Because of their academic backgrounds, Adam Andrews and his wife Missy were asked to explain to some home school parents (in just four weeks!) how to teach their kids to analyze literature. A crazy idea, they thought, but the persistent neighbors kept asking until they agreed to try, and Teaching the Classics was born.
We heard of this program early in 2006, ordered a copy, and were intrigued enough by it that we took it home for more careful review. My wife and I spent a week of evenings watching the DVDs and reading through the syllabus, and we are now convinced of the usefulness of the material. It is not for students, but for parents. It teaches you how to lead discussions about literature discussing the five major elements of a story (conflict, plot, setting, characters, and theme) using the "Socratic method" (more on this in a moment). And it does this very simply, using children's tales to bring these elements out.

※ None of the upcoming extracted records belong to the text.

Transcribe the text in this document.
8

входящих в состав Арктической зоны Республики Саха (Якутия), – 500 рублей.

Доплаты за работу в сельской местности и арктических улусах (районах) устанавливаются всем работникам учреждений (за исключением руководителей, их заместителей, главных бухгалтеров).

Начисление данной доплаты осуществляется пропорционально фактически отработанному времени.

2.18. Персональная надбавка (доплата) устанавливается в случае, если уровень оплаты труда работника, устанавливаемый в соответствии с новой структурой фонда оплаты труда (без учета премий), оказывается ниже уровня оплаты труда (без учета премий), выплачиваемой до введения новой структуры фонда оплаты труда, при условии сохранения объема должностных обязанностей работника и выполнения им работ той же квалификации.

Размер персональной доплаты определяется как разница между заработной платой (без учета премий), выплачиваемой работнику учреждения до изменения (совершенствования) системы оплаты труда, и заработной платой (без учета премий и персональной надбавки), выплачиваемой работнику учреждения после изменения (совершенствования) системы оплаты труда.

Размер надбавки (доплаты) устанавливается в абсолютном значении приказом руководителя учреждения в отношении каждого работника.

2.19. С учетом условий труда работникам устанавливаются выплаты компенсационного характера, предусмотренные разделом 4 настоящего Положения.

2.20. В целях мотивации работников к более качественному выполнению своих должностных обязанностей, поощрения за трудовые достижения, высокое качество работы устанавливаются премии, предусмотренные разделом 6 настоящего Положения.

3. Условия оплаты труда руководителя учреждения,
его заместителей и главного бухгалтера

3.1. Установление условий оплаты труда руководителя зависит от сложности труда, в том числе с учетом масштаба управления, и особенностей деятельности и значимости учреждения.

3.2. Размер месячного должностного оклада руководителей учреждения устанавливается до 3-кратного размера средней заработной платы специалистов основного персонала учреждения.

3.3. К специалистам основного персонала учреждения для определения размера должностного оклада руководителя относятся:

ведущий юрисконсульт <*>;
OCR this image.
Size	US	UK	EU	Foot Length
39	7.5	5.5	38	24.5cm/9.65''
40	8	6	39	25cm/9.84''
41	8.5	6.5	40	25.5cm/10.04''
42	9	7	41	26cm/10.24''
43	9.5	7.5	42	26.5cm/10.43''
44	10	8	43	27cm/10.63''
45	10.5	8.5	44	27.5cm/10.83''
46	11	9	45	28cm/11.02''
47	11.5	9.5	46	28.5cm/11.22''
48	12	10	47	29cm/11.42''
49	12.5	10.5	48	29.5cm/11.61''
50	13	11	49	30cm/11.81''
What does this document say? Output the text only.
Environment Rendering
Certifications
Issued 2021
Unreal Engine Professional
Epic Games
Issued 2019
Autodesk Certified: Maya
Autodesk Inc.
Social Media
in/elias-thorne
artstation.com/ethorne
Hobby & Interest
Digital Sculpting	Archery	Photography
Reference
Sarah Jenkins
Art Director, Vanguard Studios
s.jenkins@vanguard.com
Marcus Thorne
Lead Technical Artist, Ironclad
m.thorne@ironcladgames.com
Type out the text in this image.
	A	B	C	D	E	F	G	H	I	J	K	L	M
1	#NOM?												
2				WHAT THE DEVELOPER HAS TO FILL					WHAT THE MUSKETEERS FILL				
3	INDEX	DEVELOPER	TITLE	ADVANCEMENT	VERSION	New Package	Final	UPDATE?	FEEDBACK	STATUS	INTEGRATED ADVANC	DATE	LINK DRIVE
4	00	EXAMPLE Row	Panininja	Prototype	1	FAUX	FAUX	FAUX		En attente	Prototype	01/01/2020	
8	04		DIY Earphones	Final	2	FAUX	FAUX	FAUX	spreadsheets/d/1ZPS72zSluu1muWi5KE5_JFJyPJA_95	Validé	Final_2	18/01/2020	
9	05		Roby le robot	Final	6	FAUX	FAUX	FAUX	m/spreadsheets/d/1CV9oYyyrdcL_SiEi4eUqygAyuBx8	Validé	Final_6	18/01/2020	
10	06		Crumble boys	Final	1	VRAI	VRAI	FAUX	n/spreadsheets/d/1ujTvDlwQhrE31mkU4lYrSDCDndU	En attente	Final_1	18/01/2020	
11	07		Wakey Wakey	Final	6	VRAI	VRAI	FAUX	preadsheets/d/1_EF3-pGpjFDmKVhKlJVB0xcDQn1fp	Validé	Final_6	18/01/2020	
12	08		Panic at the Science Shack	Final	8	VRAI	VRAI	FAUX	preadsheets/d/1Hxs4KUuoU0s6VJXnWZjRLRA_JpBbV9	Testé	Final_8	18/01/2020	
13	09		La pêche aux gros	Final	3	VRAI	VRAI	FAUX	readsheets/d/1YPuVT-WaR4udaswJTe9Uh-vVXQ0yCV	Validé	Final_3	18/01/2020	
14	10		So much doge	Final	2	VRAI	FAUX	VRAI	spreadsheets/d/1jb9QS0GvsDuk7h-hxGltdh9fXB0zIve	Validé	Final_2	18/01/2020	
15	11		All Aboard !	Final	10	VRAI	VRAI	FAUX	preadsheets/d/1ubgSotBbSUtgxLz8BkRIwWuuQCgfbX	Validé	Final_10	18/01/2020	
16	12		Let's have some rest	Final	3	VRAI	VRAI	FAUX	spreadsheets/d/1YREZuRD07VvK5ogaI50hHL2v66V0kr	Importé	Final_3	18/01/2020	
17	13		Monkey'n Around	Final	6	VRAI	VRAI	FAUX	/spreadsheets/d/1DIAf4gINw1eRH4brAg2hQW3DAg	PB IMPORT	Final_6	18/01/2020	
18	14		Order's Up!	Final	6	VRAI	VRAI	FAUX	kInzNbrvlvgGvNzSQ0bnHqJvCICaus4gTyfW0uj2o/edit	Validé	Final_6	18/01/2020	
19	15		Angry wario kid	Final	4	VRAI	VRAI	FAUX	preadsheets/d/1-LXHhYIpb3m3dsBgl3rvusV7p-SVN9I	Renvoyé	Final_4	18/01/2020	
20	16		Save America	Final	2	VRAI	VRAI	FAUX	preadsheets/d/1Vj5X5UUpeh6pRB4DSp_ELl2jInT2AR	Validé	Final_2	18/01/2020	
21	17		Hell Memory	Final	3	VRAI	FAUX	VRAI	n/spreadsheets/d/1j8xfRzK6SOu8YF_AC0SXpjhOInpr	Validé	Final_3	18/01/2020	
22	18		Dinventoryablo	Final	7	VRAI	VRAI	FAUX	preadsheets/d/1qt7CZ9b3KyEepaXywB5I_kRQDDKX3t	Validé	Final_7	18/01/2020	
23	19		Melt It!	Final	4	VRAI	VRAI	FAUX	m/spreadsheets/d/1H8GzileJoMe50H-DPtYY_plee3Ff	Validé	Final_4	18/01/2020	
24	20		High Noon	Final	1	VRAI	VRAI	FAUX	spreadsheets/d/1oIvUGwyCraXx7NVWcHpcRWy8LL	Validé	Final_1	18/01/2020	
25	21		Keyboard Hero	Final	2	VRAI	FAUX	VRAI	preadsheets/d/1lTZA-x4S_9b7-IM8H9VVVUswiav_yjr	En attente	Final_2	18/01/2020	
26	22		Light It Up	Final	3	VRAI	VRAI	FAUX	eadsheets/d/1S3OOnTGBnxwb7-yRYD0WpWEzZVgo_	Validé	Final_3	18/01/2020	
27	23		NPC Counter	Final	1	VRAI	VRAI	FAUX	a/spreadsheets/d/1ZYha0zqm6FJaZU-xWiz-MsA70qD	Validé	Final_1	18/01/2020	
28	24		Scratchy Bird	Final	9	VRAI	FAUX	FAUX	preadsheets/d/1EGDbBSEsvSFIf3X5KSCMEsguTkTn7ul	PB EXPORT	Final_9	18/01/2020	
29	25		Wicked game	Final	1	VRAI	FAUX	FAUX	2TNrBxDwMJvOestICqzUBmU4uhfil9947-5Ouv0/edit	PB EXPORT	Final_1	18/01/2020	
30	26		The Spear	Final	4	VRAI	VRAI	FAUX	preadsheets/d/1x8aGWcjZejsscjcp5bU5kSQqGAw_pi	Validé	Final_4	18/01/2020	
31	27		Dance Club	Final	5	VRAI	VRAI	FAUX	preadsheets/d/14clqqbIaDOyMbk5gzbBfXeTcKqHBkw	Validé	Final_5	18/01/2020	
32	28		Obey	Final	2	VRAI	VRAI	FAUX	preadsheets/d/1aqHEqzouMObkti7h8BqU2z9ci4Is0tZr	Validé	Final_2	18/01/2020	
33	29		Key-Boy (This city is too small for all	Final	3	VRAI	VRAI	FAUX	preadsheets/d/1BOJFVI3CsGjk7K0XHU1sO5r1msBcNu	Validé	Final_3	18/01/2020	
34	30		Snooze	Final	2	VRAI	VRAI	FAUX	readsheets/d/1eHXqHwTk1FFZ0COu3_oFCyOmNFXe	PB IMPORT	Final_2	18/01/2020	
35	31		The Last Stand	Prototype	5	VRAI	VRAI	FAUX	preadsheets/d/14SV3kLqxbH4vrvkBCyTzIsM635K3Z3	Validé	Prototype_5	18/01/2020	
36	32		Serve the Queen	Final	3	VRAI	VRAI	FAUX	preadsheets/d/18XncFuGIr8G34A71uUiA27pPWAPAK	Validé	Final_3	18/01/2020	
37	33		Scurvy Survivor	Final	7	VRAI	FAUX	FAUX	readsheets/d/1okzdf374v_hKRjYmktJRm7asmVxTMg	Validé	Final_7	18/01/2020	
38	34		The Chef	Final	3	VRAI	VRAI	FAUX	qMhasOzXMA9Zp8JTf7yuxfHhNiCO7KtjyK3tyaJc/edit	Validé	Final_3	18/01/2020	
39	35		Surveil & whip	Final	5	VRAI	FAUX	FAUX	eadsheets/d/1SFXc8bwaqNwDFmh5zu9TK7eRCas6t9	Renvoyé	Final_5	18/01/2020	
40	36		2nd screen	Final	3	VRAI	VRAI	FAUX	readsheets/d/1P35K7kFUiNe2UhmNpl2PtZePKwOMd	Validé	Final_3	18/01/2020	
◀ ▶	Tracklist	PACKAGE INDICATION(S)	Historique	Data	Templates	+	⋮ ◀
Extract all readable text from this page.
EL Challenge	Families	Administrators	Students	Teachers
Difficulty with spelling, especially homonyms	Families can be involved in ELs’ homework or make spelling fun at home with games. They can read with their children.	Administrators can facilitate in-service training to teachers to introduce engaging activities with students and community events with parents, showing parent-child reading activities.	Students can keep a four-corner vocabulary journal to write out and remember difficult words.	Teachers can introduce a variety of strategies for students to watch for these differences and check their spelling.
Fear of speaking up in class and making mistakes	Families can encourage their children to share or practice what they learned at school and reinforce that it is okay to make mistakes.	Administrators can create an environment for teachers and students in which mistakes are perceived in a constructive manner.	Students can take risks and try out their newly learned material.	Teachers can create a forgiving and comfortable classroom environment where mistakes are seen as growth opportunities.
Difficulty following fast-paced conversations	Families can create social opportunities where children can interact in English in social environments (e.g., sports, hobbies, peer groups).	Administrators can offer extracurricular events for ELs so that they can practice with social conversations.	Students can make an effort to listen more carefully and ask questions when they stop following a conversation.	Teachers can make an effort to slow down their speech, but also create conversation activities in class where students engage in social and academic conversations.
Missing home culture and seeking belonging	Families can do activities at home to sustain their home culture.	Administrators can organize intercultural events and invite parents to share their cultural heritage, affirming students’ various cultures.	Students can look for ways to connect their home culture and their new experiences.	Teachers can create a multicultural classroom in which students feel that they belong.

The syllabus offers a tidy chart for diagramming the elements, definitions of important literary terms, a helpful book list for kids of all ages, and the neatest part of all—the "Socratic List." Socrates, of course, was a Greek philosopher famous for his technique of asking questions to help his students develop their ideas. The Socratic List is a tool to help you do the same thing. Appendix A gives you twenty-one basic questions to ask your students about any story's elements. Each of these questions offers five to seventeen sub-questions, in order from simple to complex, so that you can engage all levels of students with the same yarn.
The four DVDs follow Mr. Andrews as he walks you through the syllabus. In five lessons and a practice session, he introduces the approach, shows you how to analyze literature using six short stories, and then gives you instructions in how to use it with your family or classroom.
Adam Andrews and his wife are home school parents; they understand your life is busy, and have developed this tool with that in mind. Without adding another whole curriculum to your schedule, Teaching the Classics will help you teach your children how to analyze literature in a memorable and engaging way. We are quite impressed, and plan on using this method for our own children.